He sits in his Roseland studio apartment, attempting to list all the cities and states and neighborhoods and apartments and addresses he has resided in over the span of his nearly eight decades alive—and why he left.
“I just wasn’t for ’em,” he offers as an explanation for leaving Mississippi in 1954 in the thick Southern drawl he brought with him. “You couldn’t rent no apartments,” he says of the housing choices available to African Americans like him in 1960s Roseland. “They almost foreclosed on it,” he says of the home he paid off and raised over a dozen children in, but almost lost due to subprime refinancing. “It got too rough,” he explains of the senior housing complex he lived in for a few years with hallways reeking of urine and an out-sized population of drug addicts.
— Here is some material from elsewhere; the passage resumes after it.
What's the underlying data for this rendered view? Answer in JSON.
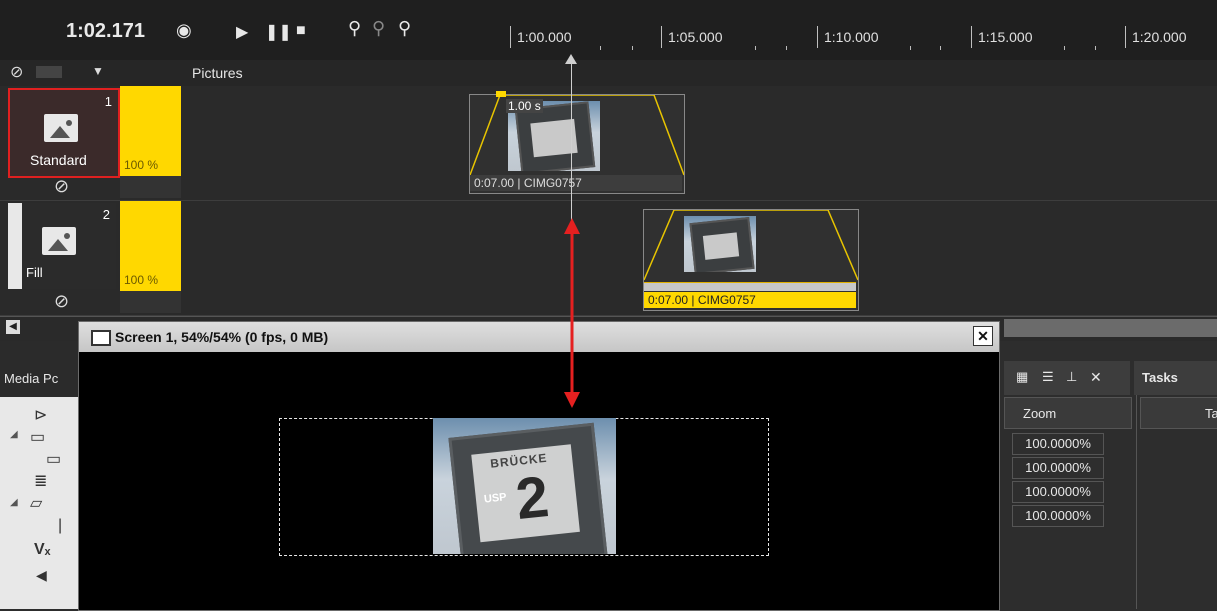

Otis (who asked that his last name be omitted) is 77, although he looks a good two decades younger. For years he has made his living by “junking,” and is featured in Scrappers, a documentary on Chicago junk collectors released last year. But just as his work has had him roaming the city’s alleys in search of scrap, his search for decent housing has had him constantly moving through the South and West Sides. As I watched the film, seeing Otis and his family move from apartment to apartment, I was struck by the disconnect between his daily backbreaking work and his repeated forced displacement. If the ability to live in peace in a decent home was based on merit, Otis had certainly earned it. But it isn’t.
I wanted to hear from Otis about what this disconnect had looked like throughout his lifetime in Chicago. He agreed to meet with me in his home on the far South Side.
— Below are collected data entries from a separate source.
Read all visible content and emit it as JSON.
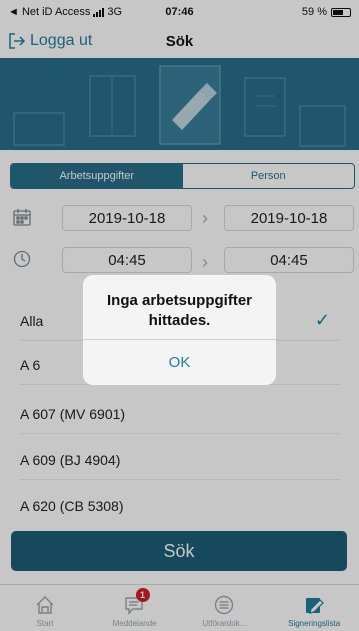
{
  "status_bar": {
    "carrier": "◄ Net iD Access",
    "network": "3G",
    "time": "07:46",
    "battery": "59 %"
  },
  "nav": {
    "logout_label": "Logga ut",
    "title": "Sök"
  },
  "tabs": {
    "left": "Arbetsuppgifter",
    "right": "Person",
    "selected": "Arbetsuppgifter"
  },
  "date_range": {
    "from": "2019-10-18",
    "to": "2019-10-18"
  },
  "time_range": {
    "from": "04:45",
    "to": "04:45"
  },
  "list": {
    "items": [
      {
        "label": "Alla",
        "checked": true
      },
      {
        "label": "A 6",
        "checked": false
      },
      {
        "label": "A 607 (MV 6901)",
        "checked": false
      },
      {
        "label": "A 609 (BJ 4904)",
        "checked": false
      },
      {
        "label": "A 620 (CB 5308)",
        "checked": false
      }
    ]
  },
  "search_button": "Sök",
  "tabbar": {
    "items": [
      {
        "label": "Start",
        "icon": "home-icon"
      },
      {
        "label": "Meddelande",
        "icon": "message-icon",
        "badge": "1"
      },
      {
        "label": "Utförardok...",
        "icon": "list-icon"
      },
      {
        "label": "Signeringslista",
        "icon": "sign-icon",
        "active": true
      }
    ]
  },
  "alert": {
    "message": "Inga arbetsuppgifter hittades.",
    "ok_label": "OK"
  },
  "colors": {
    "accent": "#1f7ea1",
    "primary_dark": "#1d5e78",
    "banner": "#2a6f8b",
    "badge": "#d0202a"
  }
}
Otis was born in Clarksdale, Miss., in 1933 to sharecropper parents. He left the state in 1954, along with millions of African Americans departing from the South to urban areas in the North and the West of the US, in the Second Great Migration. I assumed Otis had left the region for the same reasons other African Americans left during the Great Migration after 1910: a violent and suffocating Jim Crow racism combined with the draw of supposedly plentiful economic opportunities in the North.
It wasn’t so simple. The racism in Mississippi was real—Otis says he faced constant police harassment when he worked mowing lawns in white neighborhoods, and was repeatedly tossed in jail for minor offenses, and eventually decided to strike out for Chicago. But he also felt pulled back to the state over the years, returning to Mississippi multiple times after trekking across the country
“It was home,” he states, and besides to see racism, “you don’t have to go to Mississippi—I can show you some right here in Chicago.”
When Otis arrived in Chicago in 1954 and settled down here a few years later, there was, indeed, some racism right here. Forced to migrate from a violently racist South, Blacks faced wretched conditions in tiny sections of Northern cities. In Chicago, Blacks lived overcrowded and overcharged in squalid tenements on the South and West Sides. It was in the midst of what historian Arnold Hirsch identified as Chicago’s emergence as a “pioneer in developing concepts and devices” to create and maintain housing segregation.
Otis moved from apartment to apartment—always in the West and South sides, never the North. He eventually purchased a house in Roseland in 1972, in the 100s on Winston Ave, where he raised a dozen children with his wife. There were few Blacks in the neighborhood at the time, he says, and he faced constant harassment from police.
“It was just like Mississippi,” he says. “They’d give me a bad time.”
Still, he called the neighborhood home for decades, eventually paying off the house and seeming settled. But in the 1990s, he almost lost it after a refinancing went haywire and his monthly payments shot up—a classic subprime loan that could be found in low-income communities of color throughout the country long before the 2000s, when they blanketed the country and helped collapse the economy.
Today, foreclosures are still soaring throughout the city—more than 45,000 in 2010—and continue to disproportionately affect African-American neighborhoods, devastating entire city blocks. Eviction numbers are astronomical—it is not uncommon for over 100 new eviction cases to be filed in a single day in Chicago, and for more than 50 scheduled to be carried out, the majority of which are against African Americans. And it is impossible to know the number of residents who are displaced every year due to dilapidated and unsafe building conditions.
Otis managed to beat the foreclosure and eventually sold his house, but when he began renting apartments—both private and subsidized—he began to encounter those same unlivable conditions. This is where Scrappers begins, with Otis and Loretta living in a senior building on 63rd Street. Later, the two are packing up the apartment, Loretta with tears in her eyes. Their apartment is infested with bedbugs, and they can’t stand living there any longer. They move into a rental house, only to be forced to move six months later—the house was in foreclosure. They find another apartment; again, the conditions are intolerable, and they are forced to move.
Otis ticks off over a dozen apartments he has lived in over the years in Chicago. I find it hard to wrap my head around how, despite maintaining a steady income stream, he has been repeatedly forced to relocate for one reason or another. Like many low-income African Americans in Chicago, he is constantly migrating—and usually not by choice.
African Americans as a group have left the city in droves over the past decade, heading out past the city limits to increasingly impoverished suburbs. But Otis seems unlikely ever to leave. Despite housing conditions in the city that have constantly kept him migrating, he still says “there’s no place I’d rather be than Chicago.”